Director: Olivier Assayas
Cahiers du Cinema critic, screenwriter for Andre Techine and others, as well as an award-winning filmmaker, Olivier Assayas could be considered part of a 'family' of French auteurs. Which explains why, when the idea for the series Tous les gamins et les filles deuleur age (All the Boys and Girls of their Age)—where ten filmmakers were asked to capture the era of their own adolescence with the only criteria being that they use music from the times and included a party sequence-was conceived, he was called on to portray the early 70s.
Tough and unsentimental, Cold Water renders the despair of teenage alienation desperately palpable through its vigorous verite style and incredibly true to life performances.
Gilles and Christine are a young couple battling repressive families, trouble at school and authority of all persuasions.

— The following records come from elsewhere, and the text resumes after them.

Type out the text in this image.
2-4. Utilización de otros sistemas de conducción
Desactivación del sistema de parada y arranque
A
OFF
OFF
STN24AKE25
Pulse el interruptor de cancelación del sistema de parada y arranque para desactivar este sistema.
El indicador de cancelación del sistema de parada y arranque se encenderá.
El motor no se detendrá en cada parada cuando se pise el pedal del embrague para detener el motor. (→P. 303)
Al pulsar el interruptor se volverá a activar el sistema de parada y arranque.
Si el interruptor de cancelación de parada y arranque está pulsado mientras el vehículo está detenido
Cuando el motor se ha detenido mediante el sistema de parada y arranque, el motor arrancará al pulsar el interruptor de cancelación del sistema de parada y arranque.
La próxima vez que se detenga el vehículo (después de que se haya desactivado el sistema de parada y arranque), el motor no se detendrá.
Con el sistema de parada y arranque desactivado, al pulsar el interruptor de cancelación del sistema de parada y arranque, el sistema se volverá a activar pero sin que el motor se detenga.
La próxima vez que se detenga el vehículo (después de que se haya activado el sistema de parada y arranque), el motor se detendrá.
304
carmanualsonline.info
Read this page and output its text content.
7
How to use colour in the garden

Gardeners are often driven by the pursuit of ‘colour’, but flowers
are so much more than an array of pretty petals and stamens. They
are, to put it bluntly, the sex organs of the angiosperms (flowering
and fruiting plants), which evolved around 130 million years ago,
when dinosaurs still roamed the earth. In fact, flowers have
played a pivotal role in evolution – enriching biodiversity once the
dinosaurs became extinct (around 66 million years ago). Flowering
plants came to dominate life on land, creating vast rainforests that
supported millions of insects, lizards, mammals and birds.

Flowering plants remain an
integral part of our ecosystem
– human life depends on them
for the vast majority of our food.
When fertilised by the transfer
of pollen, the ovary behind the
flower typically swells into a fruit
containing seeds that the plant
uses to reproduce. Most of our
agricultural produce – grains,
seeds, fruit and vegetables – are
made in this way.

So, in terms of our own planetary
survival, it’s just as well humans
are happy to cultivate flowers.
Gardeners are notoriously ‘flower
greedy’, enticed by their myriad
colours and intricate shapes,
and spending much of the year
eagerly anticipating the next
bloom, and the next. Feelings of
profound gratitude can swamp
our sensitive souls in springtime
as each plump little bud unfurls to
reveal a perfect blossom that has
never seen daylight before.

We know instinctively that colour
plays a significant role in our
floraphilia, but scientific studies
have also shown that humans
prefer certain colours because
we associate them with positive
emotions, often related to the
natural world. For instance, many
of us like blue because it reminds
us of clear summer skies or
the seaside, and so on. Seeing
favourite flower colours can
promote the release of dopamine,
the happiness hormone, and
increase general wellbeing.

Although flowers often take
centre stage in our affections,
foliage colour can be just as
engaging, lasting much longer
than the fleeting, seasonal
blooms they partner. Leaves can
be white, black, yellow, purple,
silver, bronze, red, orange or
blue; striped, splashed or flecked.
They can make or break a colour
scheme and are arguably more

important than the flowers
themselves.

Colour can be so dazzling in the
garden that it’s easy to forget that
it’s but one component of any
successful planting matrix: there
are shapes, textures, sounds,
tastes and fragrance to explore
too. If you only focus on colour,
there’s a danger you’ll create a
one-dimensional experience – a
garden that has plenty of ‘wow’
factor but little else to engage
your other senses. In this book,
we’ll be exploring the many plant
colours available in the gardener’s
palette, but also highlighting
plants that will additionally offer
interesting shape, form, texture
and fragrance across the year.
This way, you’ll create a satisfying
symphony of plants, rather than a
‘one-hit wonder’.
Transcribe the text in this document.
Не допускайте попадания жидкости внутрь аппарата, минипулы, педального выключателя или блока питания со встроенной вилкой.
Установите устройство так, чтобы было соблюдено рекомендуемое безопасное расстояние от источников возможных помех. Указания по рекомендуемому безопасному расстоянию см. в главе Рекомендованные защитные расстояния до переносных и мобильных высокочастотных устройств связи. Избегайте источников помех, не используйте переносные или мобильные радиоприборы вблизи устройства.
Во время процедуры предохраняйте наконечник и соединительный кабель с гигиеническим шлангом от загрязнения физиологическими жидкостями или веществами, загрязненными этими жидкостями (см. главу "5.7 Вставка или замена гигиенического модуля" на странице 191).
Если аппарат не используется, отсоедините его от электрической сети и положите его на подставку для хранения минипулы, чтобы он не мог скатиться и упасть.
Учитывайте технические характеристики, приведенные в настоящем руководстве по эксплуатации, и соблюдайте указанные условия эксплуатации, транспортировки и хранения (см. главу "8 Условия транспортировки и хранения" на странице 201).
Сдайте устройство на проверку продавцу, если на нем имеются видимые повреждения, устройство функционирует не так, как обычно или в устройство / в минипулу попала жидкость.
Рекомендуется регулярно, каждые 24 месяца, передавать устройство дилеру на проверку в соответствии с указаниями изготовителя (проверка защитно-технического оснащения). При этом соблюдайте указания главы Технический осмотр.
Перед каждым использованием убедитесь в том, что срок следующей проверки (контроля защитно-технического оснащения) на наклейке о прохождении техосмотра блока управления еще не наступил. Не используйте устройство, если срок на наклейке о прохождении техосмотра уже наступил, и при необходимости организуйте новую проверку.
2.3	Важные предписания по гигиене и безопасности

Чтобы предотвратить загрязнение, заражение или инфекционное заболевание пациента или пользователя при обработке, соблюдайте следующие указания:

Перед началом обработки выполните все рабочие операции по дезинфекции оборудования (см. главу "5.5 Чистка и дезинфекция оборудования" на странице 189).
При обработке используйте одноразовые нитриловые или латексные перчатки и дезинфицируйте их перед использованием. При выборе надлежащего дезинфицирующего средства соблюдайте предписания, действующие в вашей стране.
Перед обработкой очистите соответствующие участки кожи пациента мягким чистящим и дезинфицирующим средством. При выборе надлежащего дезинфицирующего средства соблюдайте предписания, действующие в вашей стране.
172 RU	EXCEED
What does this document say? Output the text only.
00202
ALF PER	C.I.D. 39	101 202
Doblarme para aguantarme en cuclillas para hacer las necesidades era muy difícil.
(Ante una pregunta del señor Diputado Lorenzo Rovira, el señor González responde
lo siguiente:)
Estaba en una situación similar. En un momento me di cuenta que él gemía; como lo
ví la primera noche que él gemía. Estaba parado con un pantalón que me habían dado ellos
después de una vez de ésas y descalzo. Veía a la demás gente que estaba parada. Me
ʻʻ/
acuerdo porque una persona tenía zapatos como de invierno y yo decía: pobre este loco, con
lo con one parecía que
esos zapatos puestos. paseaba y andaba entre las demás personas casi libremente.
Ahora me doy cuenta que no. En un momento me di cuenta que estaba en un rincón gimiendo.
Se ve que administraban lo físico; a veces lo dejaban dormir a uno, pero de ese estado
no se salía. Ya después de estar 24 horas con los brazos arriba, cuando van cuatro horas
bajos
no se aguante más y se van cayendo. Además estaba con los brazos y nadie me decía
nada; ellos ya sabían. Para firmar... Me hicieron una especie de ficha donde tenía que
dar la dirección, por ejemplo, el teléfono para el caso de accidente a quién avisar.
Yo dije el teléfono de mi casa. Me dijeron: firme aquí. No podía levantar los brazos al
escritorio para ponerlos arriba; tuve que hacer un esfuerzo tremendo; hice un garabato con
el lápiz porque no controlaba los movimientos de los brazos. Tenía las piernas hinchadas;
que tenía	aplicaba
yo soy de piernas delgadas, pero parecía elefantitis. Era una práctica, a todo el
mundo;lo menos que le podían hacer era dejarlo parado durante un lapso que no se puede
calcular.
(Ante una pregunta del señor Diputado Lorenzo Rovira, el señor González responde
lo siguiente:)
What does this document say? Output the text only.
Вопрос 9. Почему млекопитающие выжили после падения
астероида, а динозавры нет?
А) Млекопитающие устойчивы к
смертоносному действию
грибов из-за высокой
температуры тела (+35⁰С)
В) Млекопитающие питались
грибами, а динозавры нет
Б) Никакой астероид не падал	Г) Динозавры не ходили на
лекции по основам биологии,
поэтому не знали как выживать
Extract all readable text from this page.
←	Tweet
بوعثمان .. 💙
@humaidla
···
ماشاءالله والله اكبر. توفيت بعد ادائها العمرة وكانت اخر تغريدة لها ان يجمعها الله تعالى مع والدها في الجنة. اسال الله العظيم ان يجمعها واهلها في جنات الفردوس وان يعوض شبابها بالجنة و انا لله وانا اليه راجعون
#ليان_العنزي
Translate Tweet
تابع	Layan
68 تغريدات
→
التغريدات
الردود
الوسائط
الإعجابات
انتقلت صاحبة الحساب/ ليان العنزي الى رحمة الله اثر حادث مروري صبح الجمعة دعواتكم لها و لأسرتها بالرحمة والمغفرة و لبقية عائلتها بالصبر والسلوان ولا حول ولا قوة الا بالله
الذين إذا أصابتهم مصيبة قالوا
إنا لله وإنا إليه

Their treadmill of suburban teen routine-shoplifting and sullen defiance—grinds through a series of unnerving clashes with the adult world until Christine, facing institutionalisation by a father who questions her mental stability, seeks another way out.
Though steeped in the milieu of the age of aquarius—almost half of the film is dominated by a party scene flooded with the music of Joplin, Nico, Leonard Cohen, Dylan and Alice Cooper—Cold Water is far from being a self-conscious nostalgia piece. The emotional immediacy of Assayas' confrontational camerawork and unflinching script carries the film rather than melodramatic plot devices or period artifice.